Staying Motivated as Age Sets In

by Paul Thompson

As the days start to shorten I’m reminded that it will soon be fall. Earlier this year when I set my goals for the year I said I’d consider a marathon this fall like Chicago if the stars aligned and my training was going real well around this time. Well I’m in a hole – a black hole. My legs feel beat and I’m running slower than I’d like. So I’ve canned the idea of a fall marathon. Instead I will likely have crack at breaking my PR on a fast course like London in the spring of 2013.

It seems I’m down to the last few grains of sand in the egg timer as far as setting a marathon PR is concerned. At 46 going on 47 (I hear the violins) the chances of my beating 2:29:56 are getting slimmer by the day. So how can I stay motivated enough to keep chalking up 70 mile weeks. Aside from the club races I’m committed to doing I need a big race this fall if I am to stay motivated.

My shortlist is short – the Philadelphia Rock ‘n’ Roll Half Marathon (Philly). Last year I ran 1:10:48 and came 84th (you read it right, eighty fourth!): what does a guy need to do! The winner came in at 58:46. I had a slight handicap – a full day of travel from southern Italy the day before. But that excuse only goes so far.

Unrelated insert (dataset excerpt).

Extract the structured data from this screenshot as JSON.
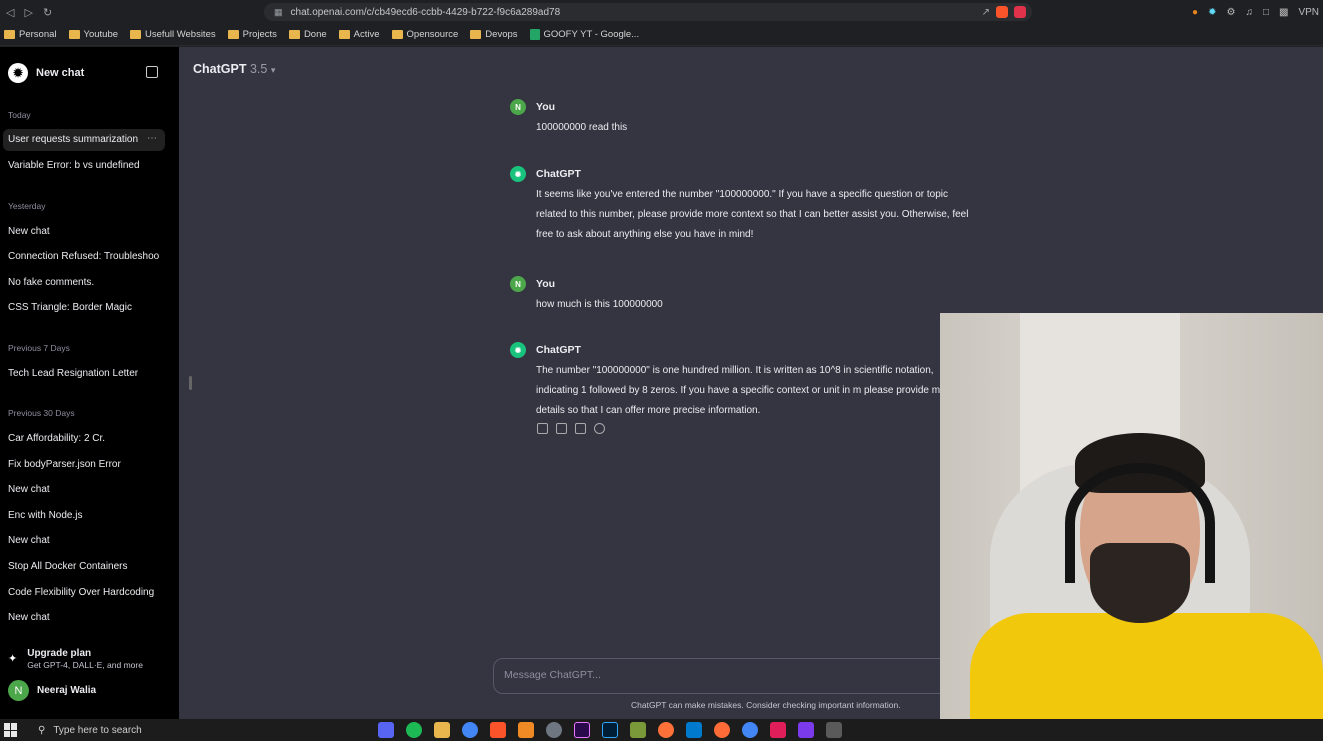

Matthew Kisorio and Sammy Kitwara, who came in 1st and 2nd, heading to the finish.

Philly is perhaps the best half in the US and possibly the world. In 2011 it witnessed U.S. All Comers records for both men and women. It’s great depth means there’s people to compete with the whole way. And it’s expertly organized under the stewardship of Tracy Sundlun, one of Warren Street’s founders.

Warren Street entered a mixed team at at last year’s Philly half marathon.

These past few weeks I’ve racked up my training to 70 miles per week including 20 mile plus runs and speed endurance workouts. But am I ready to put it on the line and see whether I can dip under 70 minutes. I have little time to decide. Should I stay or should I go?